While risk management is an accepted priority, it also can become a very political endeavor, depending upon the culture and aggregate claims experience. The challenge is implementing an integrated approach that can be ingrained across the insurance organization and in customer risk management practices. Without a coordinated risk management strategy, organizations will continue to struggle with unsatisfactory policy iterations before risk-handling procedures and controls are efficiently aligned to stabilize productive relationships.
Insurance companies need to tackle three important barriers to ensure a successful, integrated risk management process within their underwriting practices:
1. Lack of Consistent Measurement Methodology
Underwriting risk measurement is complex, and no methodology will accurately capture the full picture for forecasting losses. This is further complicated by the lack of consistency across various institutions' approaches for reporting losses and settling claims. The more detailed, extensive — and yet flexible — the underlying loss control documentation, the more an insurance company can devise granular risk retention strategies based on informed insights into customer segmentation.
2. Hidden Information Gaps in the Quantification of Risk
To the extent that an institution has a good understanding of its portfolio risks and exposures -- where, what and how much -- it can be proactive in its underwriting strategy. However, such transparency is not easy to come by without significant investment in systems, analytics tools and sophisticated modeling techniques that can be applied at the customer relationship level. Frequently risk prevention measures are brought in after the event, in a reactive fashion. To what extent is the underwriting manager fully aware of the existing risks? Are business units still making decisions without coordinating and communicating exposures to the customer? These information gaps represent an unknown risk exposure, and the insurance company is not even in the position to decide how to mitigate these risks. This leads naturally to the next barrier ...

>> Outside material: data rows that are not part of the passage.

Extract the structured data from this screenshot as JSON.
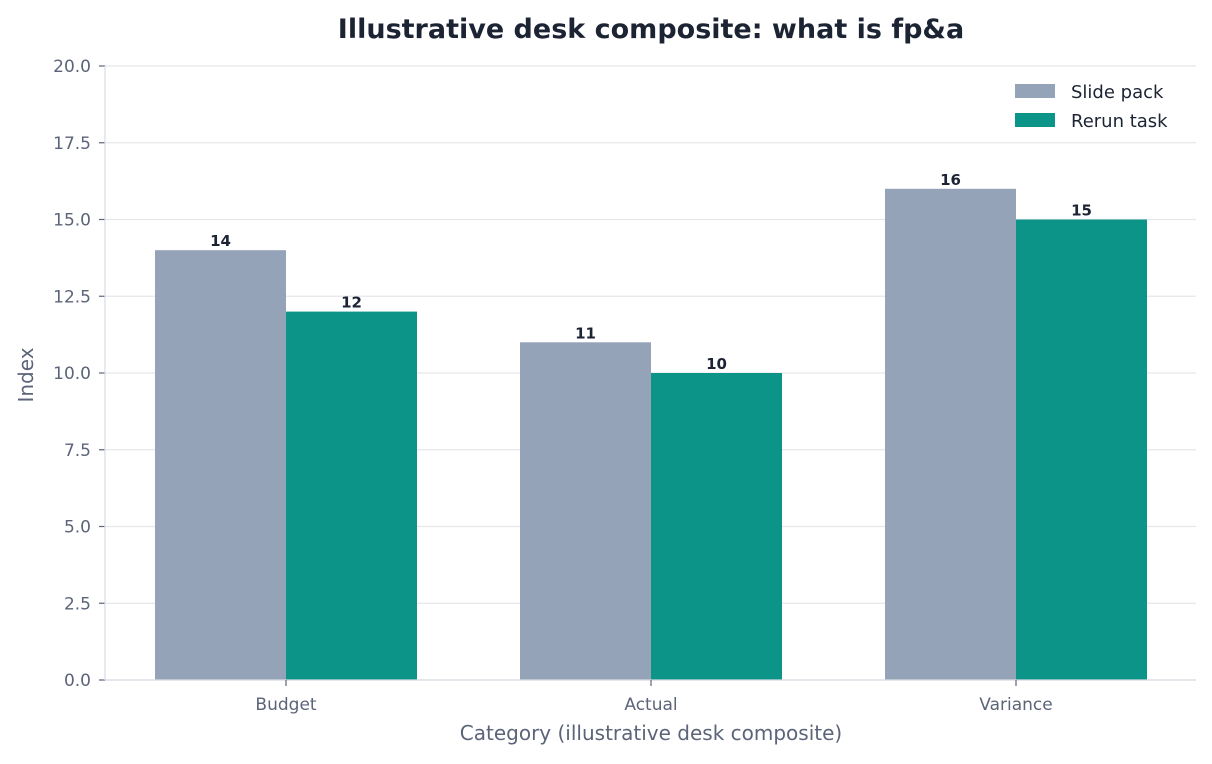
{
  "chart_data": {
    "type": "bar",
    "title": "Illustrative desk composite: what is fp&a",
    "xlabel": "Category (illustrative desk composite)",
    "ylabel": "Index",
    "categories": [
      "Budget",
      "Actual",
      "Variance"
    ],
    "series": [
      {
        "name": "Slide pack",
        "color": "#94a3b8",
        "values": [
          14,
          11,
          16
        ]
      },
      {
        "name": "Rerun task",
        "color": "#0d9488",
        "values": [
          12,
          10,
          15
        ]
      }
    ],
    "ylim": [
      0,
      20
    ],
    "yticks": [
      "0.0",
      "2.5",
      "5.0",
      "7.5",
      "10.0",
      "12.5",
      "15.0",
      "17.5",
      "20.0"
    ],
    "grid": true,
    "legend_position": "top-right"
  }
}
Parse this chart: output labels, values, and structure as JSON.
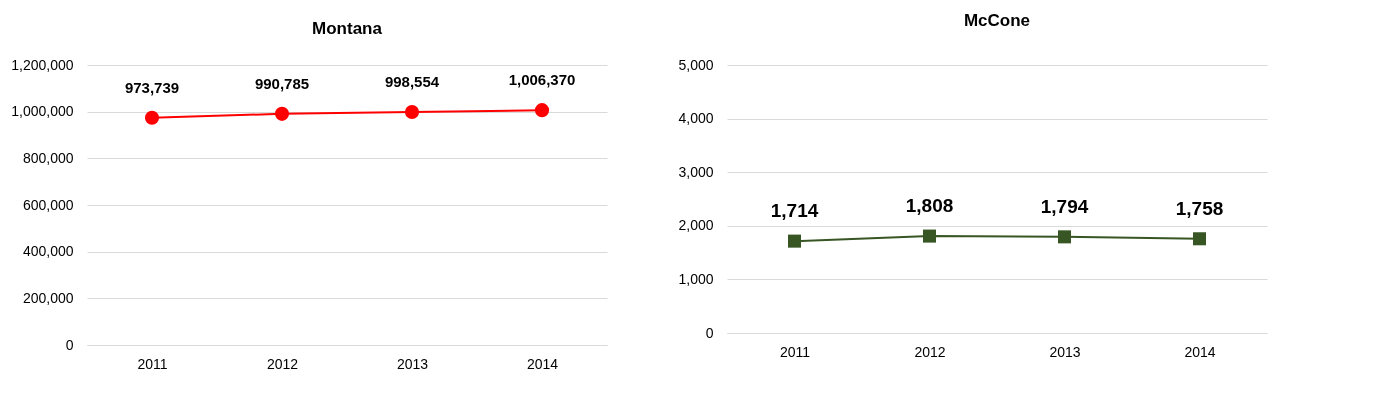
{
  "chart_data": [
    {
      "type": "line",
      "title": "Montana",
      "categories": [
        "2011",
        "2012",
        "2013",
        "2014"
      ],
      "series": [
        {
          "color": "#ff0000",
          "values": [
            973739,
            990785,
            998554,
            1006370
          ],
          "value_labels": [
            "973,739",
            "990,785",
            "998,554",
            "1,006,370"
          ]
        }
      ],
      "ylim": [
        0,
        1200000
      ],
      "yticks": [
        0,
        {
          "value": 200000,
          "label": "200,000"
        },
        {
          "value": 400000,
          "label": "400,000"
        },
        {
          "value": 600000,
          "label": "600,000"
        },
        {
          "value": 800000,
          "label": "800,000"
        },
        {
          "value": 1000000,
          "label": "1,000,000"
        },
        {
          "value": 1200000,
          "label": "1,200,000"
        }
      ],
      "grid": "y",
      "marker": "circle"
    },
    {
      "type": "line",
      "title": "McCone",
      "categories": [
        "2011",
        "2012",
        "2013",
        "2014"
      ],
      "series": [
        {
          "color": "#375623",
          "values": [
            1714,
            1808,
            1794,
            1758
          ],
          "value_labels": [
            "1,714",
            "1,808",
            "1,794",
            "1,758"
          ]
        }
      ],
      "ylim": [
        0,
        5000
      ],
      "yticks": [
        0,
        {
          "value": 1000,
          "label": "1,000"
        },
        {
          "value": 2000,
          "label": "2,000"
        },
        {
          "value": 3000,
          "label": "3,000"
        },
        {
          "value": 4000,
          "label": "4,000"
        },
        {
          "value": 5000,
          "label": "5,000"
        }
      ],
      "grid": "y",
      "marker": "square"
    }
  ]
}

3. Lack of Integrated Risk Procedure Ownership
Active risk management is also about ensuring that the full organization identifies with and takes ownership of its own risk mitigation responsibilities. Underwriting cannot sit in its organizational silo and be disconnected from risk management decisions across the business. Pushing risk awareness and loss control procedures down into various functional roles will help establish a coordinated and proactive approach to risk management. In fact different functional roles are directly associated with certain types of risk, including operational risk. The greater their ability to communicate risk concerns, identify risk patterns and support the development of appropriate risk controls, the more effective risk management capabilities will be for profitable long-term customer relationships.

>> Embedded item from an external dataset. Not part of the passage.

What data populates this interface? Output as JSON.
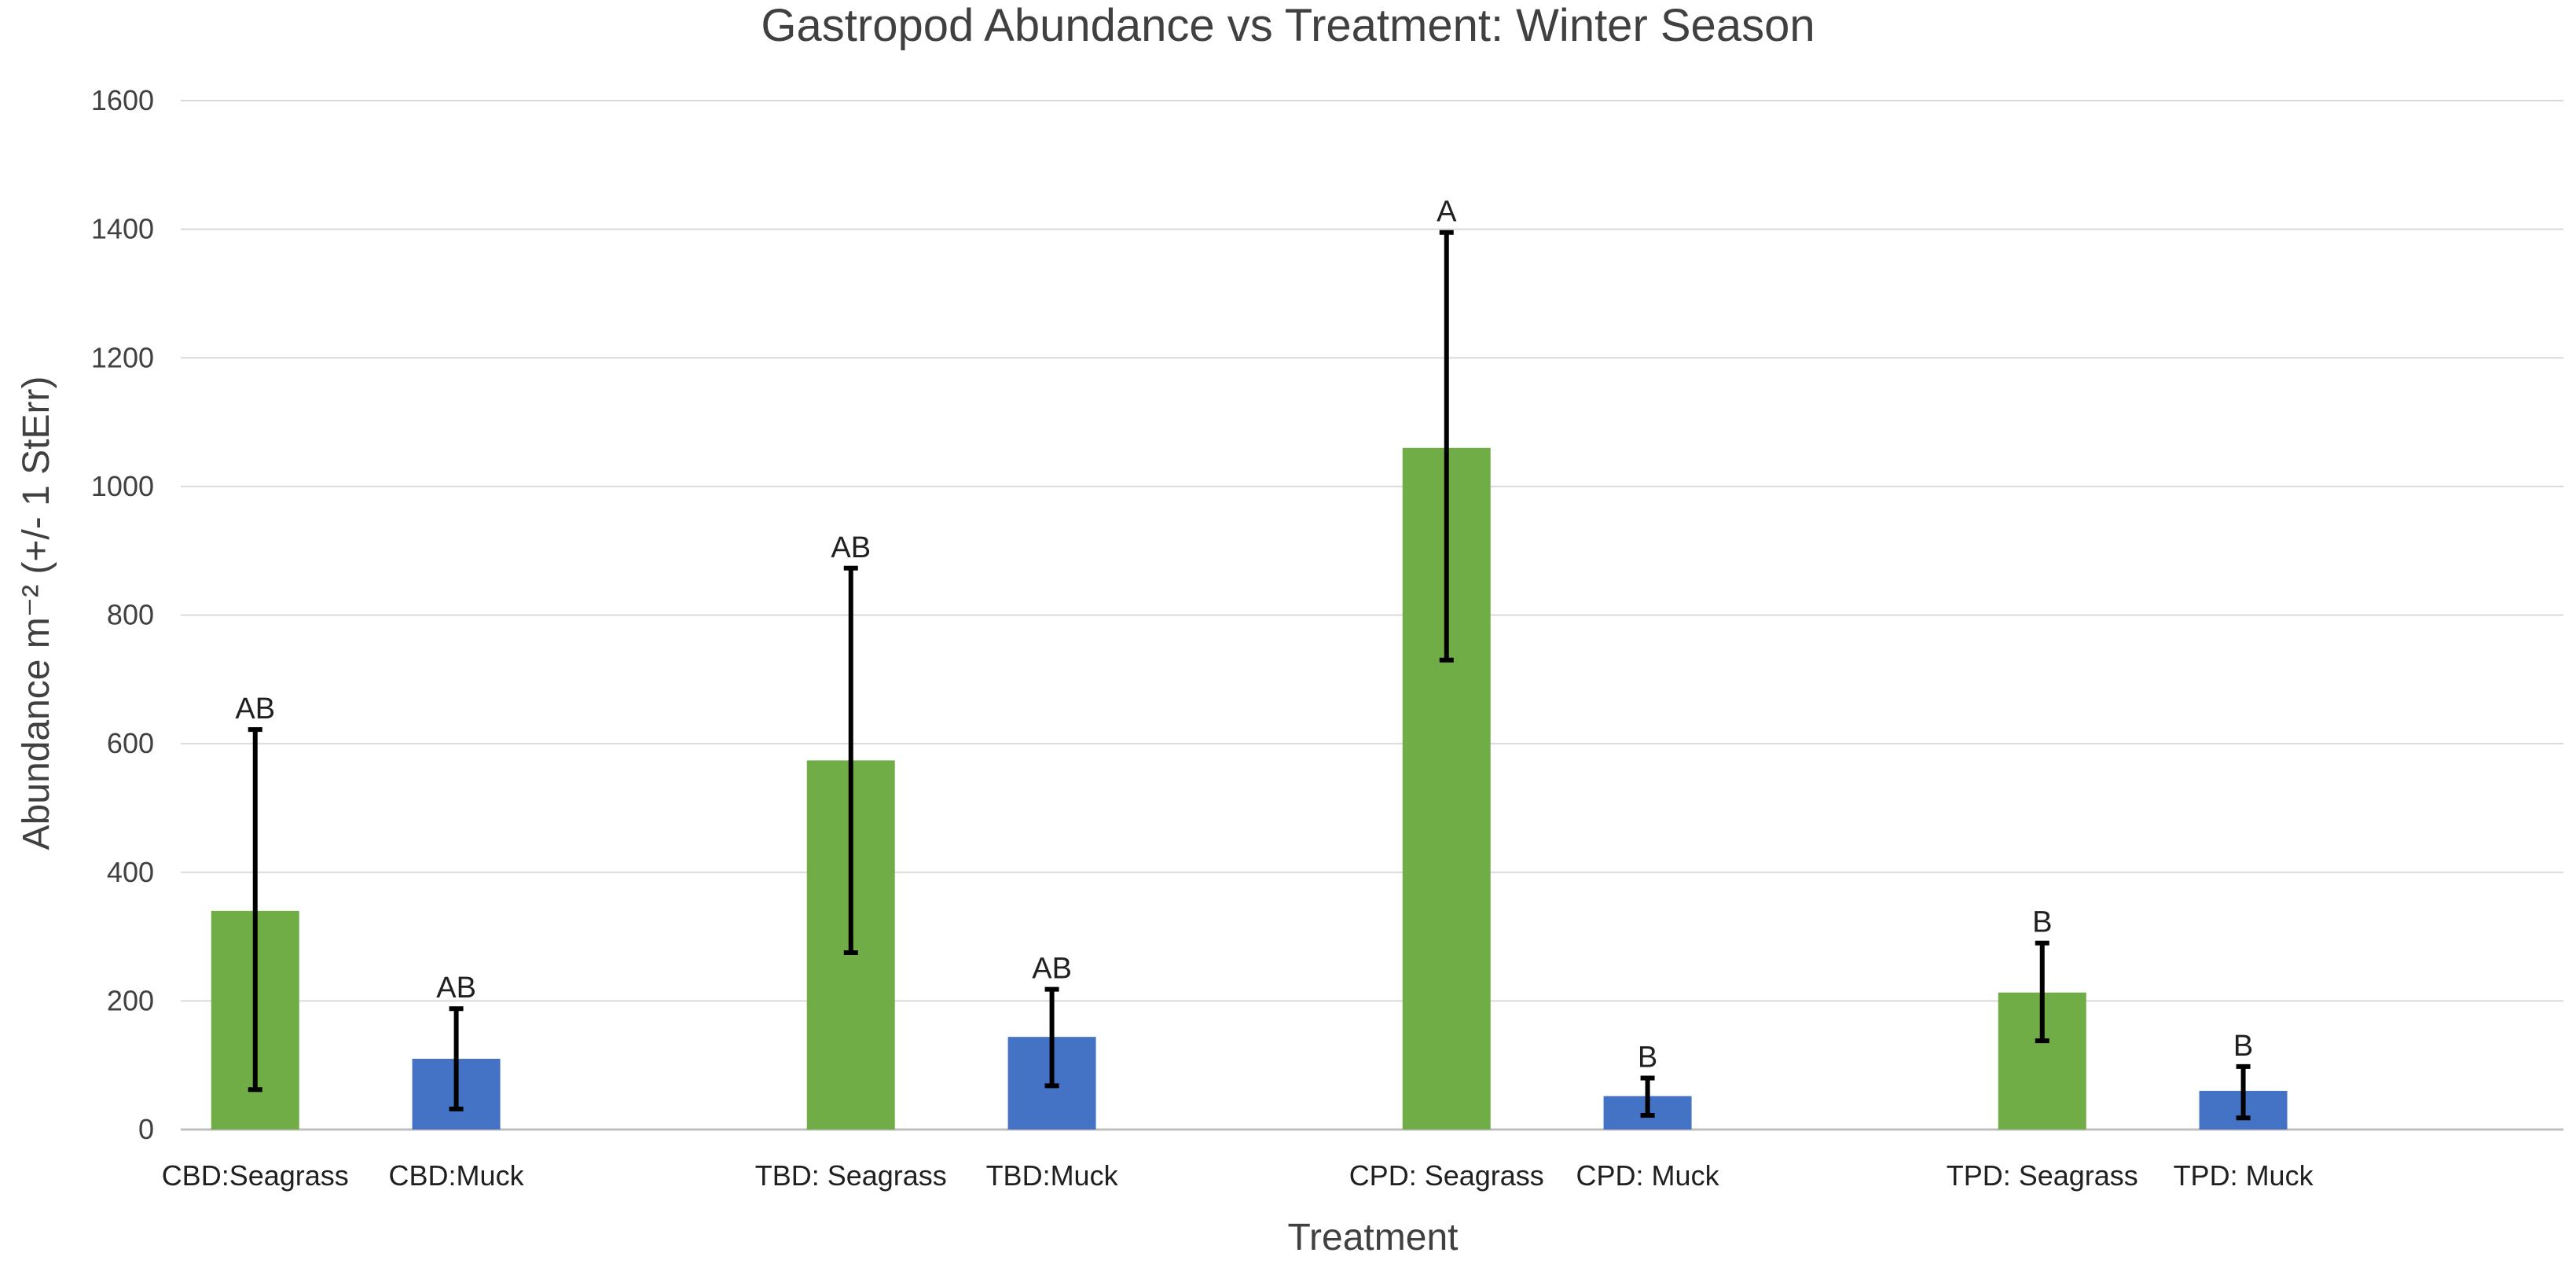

Business Intelligence: Mitigating Risk Through Greater Information Insights
In response to these issues, insurers have realized that one of their most valued and differentiated assets is information — which, when applied to address an important business decision, becomes business intelligence (BI).
Many leading insurers have incorporated BI as an integral part of their business strategies and are looking to move beyond historical reporting to a higher level of predictability and business insight. Their goal is to embed analytics into critical underwriting processes to more easily determine factors impacting the performance of products, reconfigure coverage based on risk and better manage pricing.

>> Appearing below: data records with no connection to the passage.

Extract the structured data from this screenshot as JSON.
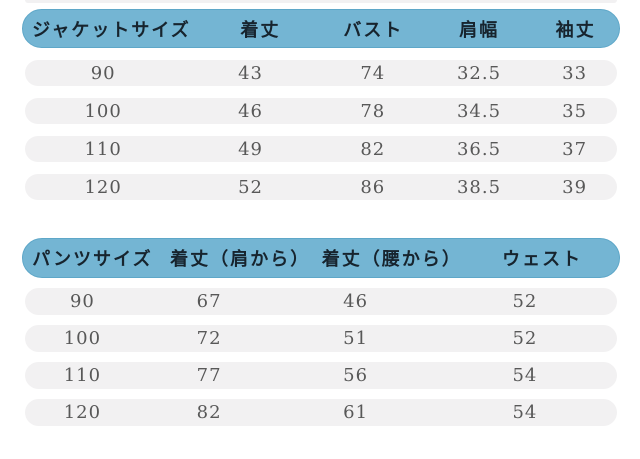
{
  "colors": {
    "header-bg": "#74b5d3",
    "header-edge": "#5ea7c8",
    "header-text": "#17242e",
    "row-bg": "#f2f1f2",
    "row-text": "#585858",
    "canvas-bg": "#ffffff"
  },
  "chart_data": [
    {
      "type": "table",
      "columns": [
        "ジャケットサイズ",
        "着丈",
        "バスト",
        "肩幅",
        "袖丈"
      ],
      "rows": [
        [
          "90",
          "43",
          "74",
          "32.5",
          "33"
        ],
        [
          "100",
          "46",
          "78",
          "34.5",
          "35"
        ],
        [
          "110",
          "49",
          "82",
          "36.5",
          "37"
        ],
        [
          "120",
          "52",
          "86",
          "38.5",
          "39"
        ]
      ]
    },
    {
      "type": "table",
      "columns": [
        "パンツサイズ",
        "着丈（肩から）",
        "着丈（腰から）",
        "ウェスト"
      ],
      "rows": [
        [
          "90",
          "67",
          "46",
          "52"
        ],
        [
          "100",
          "72",
          "51",
          "52"
        ],
        [
          "110",
          "77",
          "56",
          "54"
        ],
        [
          "120",
          "82",
          "61",
          "54"
        ]
      ]
    }
  ]
}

The timing of these new BI initiatives couldn't be better. The industry is still struggling to overcome the limitations of early generations of insurance systems, predominantly mainframe-based and homegrown systems that were designed to process transactions — not to transform data into actionable information for underwriting decision making in alignment with enterprise risk policy.
Thankfully, this is changing as BI products that let insurance managers take the pulse of their underwriting operations are becoming more widely adopted. Key capabilities include:
- Reporting and Analysis — providing up-to-the-minute answers to the "Why" behind an insurance company's underwriting performance, drawing upon any data source, both internal and external.
- Scorecards — letting insurers set warning indicators based on key underwriting performance metrics, such as limiting exposure in a certain geographic area, line of business or product.
- Dashboards — offering gauges, charts, maps and other graphic elements to translate complex information into a dynamic, at-a-glance view of business conditions.
In the end the market will separate winners from losers. Insurance carriers that make strategic investments in business insight — to improve business efficiencies, optimize underwriting practices, mitigate risk exposures accordingly, and grow and scale their businesses profitably — will be best positioned to prosper in the months and years ahead.